Splenic abscess per se is a rare entity; so far reported cases are 600 from the international literature [8], which may occur due to the hematogenous embolization or contiguous spread. The former is embolization either to the normal spleen in case of septic endocarditis, IV drug abusers, and immune compromised situation or to a previously altered splenic architecture in case of infracted spleen due to sickle cell disease, vasculitis, and trauma. The latter may result from the direct involvement from a pancreatic abscess, bowel perforation, or subphrenic abscess [9, 10]. Staphylococcus and Streptococcus are the common pathogens. Imaging by common abdominal X-ray or ultrasound may be suggestive, but the lesion is usually revealed via computed tomography (CT).

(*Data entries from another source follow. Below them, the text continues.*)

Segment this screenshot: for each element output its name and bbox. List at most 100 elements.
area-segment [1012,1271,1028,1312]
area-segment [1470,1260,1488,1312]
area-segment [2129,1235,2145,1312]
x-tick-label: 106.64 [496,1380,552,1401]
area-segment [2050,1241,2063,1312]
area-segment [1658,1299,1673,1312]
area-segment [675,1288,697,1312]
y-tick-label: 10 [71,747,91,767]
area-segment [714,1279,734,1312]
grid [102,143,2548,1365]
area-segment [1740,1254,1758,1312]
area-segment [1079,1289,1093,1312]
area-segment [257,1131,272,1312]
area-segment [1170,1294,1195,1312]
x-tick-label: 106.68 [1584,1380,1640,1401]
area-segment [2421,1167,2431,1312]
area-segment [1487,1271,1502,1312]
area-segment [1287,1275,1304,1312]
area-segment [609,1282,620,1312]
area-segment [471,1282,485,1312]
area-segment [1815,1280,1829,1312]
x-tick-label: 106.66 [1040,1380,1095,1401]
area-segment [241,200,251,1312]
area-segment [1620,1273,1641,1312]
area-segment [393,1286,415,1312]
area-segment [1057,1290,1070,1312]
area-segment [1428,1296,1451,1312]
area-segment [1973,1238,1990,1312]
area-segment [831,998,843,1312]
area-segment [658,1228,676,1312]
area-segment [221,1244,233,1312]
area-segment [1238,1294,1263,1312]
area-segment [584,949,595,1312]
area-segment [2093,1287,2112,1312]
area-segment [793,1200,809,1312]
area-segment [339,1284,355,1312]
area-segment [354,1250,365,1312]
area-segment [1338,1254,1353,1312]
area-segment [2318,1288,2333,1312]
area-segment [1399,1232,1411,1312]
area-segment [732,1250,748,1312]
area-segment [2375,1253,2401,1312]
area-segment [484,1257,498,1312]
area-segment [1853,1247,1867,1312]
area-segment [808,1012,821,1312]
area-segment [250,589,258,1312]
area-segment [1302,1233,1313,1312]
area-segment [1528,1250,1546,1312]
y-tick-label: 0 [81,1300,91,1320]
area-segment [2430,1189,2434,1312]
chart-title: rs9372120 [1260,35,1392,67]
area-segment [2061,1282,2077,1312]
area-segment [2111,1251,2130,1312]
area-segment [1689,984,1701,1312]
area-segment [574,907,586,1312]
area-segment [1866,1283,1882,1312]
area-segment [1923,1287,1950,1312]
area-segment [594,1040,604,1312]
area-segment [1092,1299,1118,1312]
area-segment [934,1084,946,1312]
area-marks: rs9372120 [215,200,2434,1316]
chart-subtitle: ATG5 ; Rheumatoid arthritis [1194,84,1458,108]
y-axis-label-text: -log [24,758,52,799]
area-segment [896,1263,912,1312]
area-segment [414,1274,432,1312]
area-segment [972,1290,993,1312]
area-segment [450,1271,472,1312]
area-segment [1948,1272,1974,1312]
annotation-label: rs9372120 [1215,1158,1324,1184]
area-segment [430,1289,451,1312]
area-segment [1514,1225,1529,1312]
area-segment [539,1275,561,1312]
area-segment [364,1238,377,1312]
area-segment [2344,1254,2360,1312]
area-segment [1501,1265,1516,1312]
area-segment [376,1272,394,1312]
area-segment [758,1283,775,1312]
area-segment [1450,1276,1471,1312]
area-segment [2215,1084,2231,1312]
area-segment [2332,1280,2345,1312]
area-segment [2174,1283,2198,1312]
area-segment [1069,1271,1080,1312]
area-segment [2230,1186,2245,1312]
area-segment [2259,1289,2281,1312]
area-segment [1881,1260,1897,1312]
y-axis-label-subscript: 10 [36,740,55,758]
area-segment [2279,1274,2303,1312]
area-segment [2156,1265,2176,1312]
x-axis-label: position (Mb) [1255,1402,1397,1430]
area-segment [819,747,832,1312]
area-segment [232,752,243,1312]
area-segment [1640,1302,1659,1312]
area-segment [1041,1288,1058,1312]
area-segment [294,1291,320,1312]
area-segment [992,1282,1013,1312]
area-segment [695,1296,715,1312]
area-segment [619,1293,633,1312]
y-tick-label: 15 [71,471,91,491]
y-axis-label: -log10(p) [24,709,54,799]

The splenic abscess in the above-reported case was managed medically without any surgical intervention; therefore the direct isolation of the pathogen from the abscess itself was not performed. Due to the seriousness of the potential implications of the splenic abscess, including a threat to life itself, the most usual treatment currently applied is splenectomy, followed by rapid clinical improvement, which is not a case in this patient. It is also interesting to know that abdominal ultrasound can detect splenic abscess which can be missed by MRI that is what occurred in the above case.

After the most common cause which is infection, the clinical picture of this child signifies that splenic abscess due to complication of UVC might be due to trauma. But the evidence from multiple case reports suggests that cardiac tamponade is one of the fatal complications if the catheter is not placed properly as the tip of the catheter can easily traumatize the pericardium. So it could be hypothized that splenic abscess could be the complication either because of infection from the UVCs or due to improperly placed catheter which might have traumatized the spleen. Although this case did not show any fatal complication it might have happened if early intervention was not done in timely fashion.

4. Conclusion

In future, such cases and controlled studies need to be reported in order to identify further causes and risk factors associated with splenic abscess in a patient with UVC which can eventually help us adopt preventive strategies to avoid such complications. This complication might be considered in every newborn with central venous access who presents with hepatosplenomegaly.

Conflict of Interests

The authors declare that there is no conflict of interests regarding the publication of this article.